Un titolo di calviniana memoria, per un festival dal respiro europeo e dagli orizzonti ampi, proiettati al futuro. Le città invisibili di In\Visible Cities sono quelle in cui le piazze, gli edifici, i cortili, non sono visti e vissuti unicamente come luoghi fisici, ma anche come dispositivi dell’immaginazione, del pensiero, della mutazione, della virtualità. Esplorare […]

Un titolo di calviniana memoria, per un festival dal respiro europeo e dagli orizzonti ampi, proiettati al futuro. Le città invisibili di In\Visible Cities sono quelle in cui le piazze, gli edifici, i cortili, non sono visti e vissuti unicamente come luoghi fisici, ma anche come dispositivi dell’immaginazione, del pensiero, della mutazione, della virtualità. Esplorare il coté immateriale delle città, insieme alla loro natura potenziale, è la sfida lanciata agli artisti dall’associazione Quarantasettezeroquattro. E dunque, nell’epoca delle smartcity, l’idea è quella di usare l’arte e la multimedialità per interpretare gli spazi fisici, per cambiarli, per riprogettarli, per farne contenitori di storie e generatori di azioni: spazi attivi, partecipati, creativi.
Grazie alla collaborazione con tredici partner europei, il festival, che sceglie una dimensione transfrontaliera, si svilupperà con una formula itinerante: dal 3 al 7 giugno l’opening, a Gorizia, quindi le tappe successive a Londra, Nijmegan, Lubiana, Koper, Pula. In programma un palinsesto fitto di workshop, installazioni, videomapping, live performance, spettacoli di danza e teatro, tutti inediti o adattati allo spazio urbano in cui avranno luogo. Tutto sempre “on the road”, sfruttando l’energia e le ampiezze degli spazi pubblici.
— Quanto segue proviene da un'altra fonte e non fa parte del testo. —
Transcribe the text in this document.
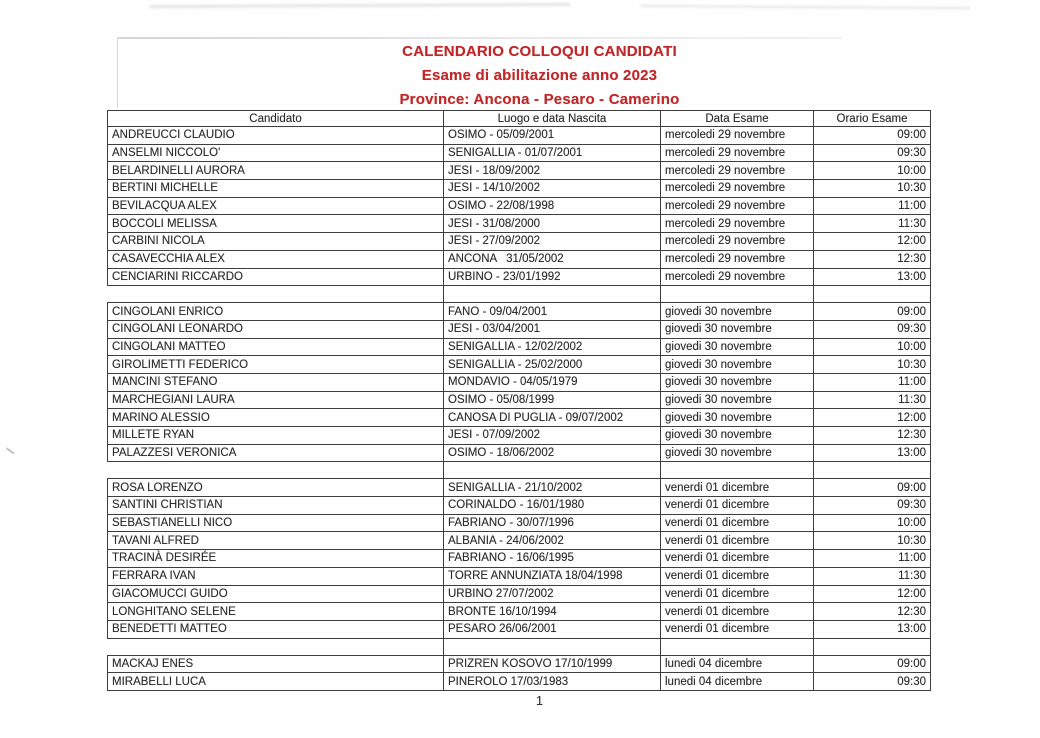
CALENDARIO COLLOQUI CANDIDATI
Esame di abilitazione anno 2023
Province: Ancona - Pesaro - Camerino
Candidato	Luogo e data Nascita	Data Esame	Orario Esame
ANDREUCCI CLAUDIO	OSIMO - 05/09/2001	mercoledi 29 novembre	09:00
ANSELMI NICCOLO'	SENIGALLIA - 01/07/2001	mercoledi 29 novembre	09:30
BELARDINELLI AURORA	JESI - 18/09/2002	mercoledi 29 novembre	10:00
BERTINI MICHELLE	JESI - 14/10/2002	mercoledi 29 novembre	10:30
BEVILACQUA ALEX	OSIMO - 22/08/1998	mercoledi 29 novembre	11:00
BOCCOLI MELISSA	JESI - 31/08/2000	mercoledi 29 novembre	11:30
CARBINI NICOLA	JESI - 27/09/2002	mercoledi 29 novembre	12:00
CASAVECCHIA ALEX	ANCONA   31/05/2002	mercoledi 29 novembre	12:30
CENCIARINI RICCARDO	URBINO - 23/01/1992	mercoledi 29 novembre	13:00

CINGOLANI ENRICO	FANO - 09/04/2001	giovedi 30 novembre	09:00
CINGOLANI LEONARDO	JESI - 03/04/2001	giovedi 30 novembre	09:30
CINGOLANI MATTEO	SENIGALLIA - 12/02/2002	giovedi 30 novembre	10:00
GIROLIMETTI FEDERICO	SENIGALLIA - 25/02/2000	giovedi 30 novembre	10:30
MANCINI STEFANO	MONDAVIO - 04/05/1979	giovedi 30 novembre	11:00
MARCHEGIANI LAURA	OSIMO - 05/08/1999	giovedi 30 novembre	11:30
MARINO ALESSIO	CANOSA DI PUGLIA - 09/07/2002	giovedi 30 novembre	12:00
MILLETE RYAN	JESI - 07/09/2002	giovedi 30 novembre	12:30
PALAZZESI VERONICA	OSIMO - 18/06/2002	giovedi 30 novembre	13:00

ROSA LORENZO	SENIGALLIA - 21/10/2002	venerdi 01 dicembre	09:00
SANTINI CHRISTIAN	CORINALDO - 16/01/1980	venerdi 01 dicembre	09:30
SEBASTIANELLI NICO	FABRIANO - 30/07/1996	venerdi 01 dicembre	10:00
TAVANI ALFRED	ALBANIA - 24/06/2002	venerdi 01 dicembre	10:30
TRACINÀ DESIRÉE	FABRIANO - 16/06/1995	venerdi 01 dicembre	11:00
FERRARA IVAN	TORRE ANNUNZIATA 18/04/1998	venerdi 01 dicembre	11:30
GIACOMUCCI GUIDO	URBINO 27/07/2002	venerdi 01 dicembre	12:00
LONGHITANO SELENE	BRONTE 16/10/1994	venerdi 01 dicembre	12:30
BENEDETTI MATTEO	PESARO 26/06/2001	venerdi 01 dicembre	13:00

MACKAJ ENES	PRIZREN KOSOVO 17/10/1999	lunedi 04 dicembre	09:00
MIRABELLI LUCA	PINEROLO 17/03/1983	lunedi 04 dicembre	09:30
1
Aperto fino al 28 febbraio 2015 il bando rivolto gli artisti che vogliano vivere un’esperienza di residenza, mentre fino al 20 aprile c’è tempo per rispondere a una call indirizzata ai creativi che lavorano col videomapping. Il 18 maggio, poi, si parte con le residenze, nell’attesa che si alzi il sipario sull’evento.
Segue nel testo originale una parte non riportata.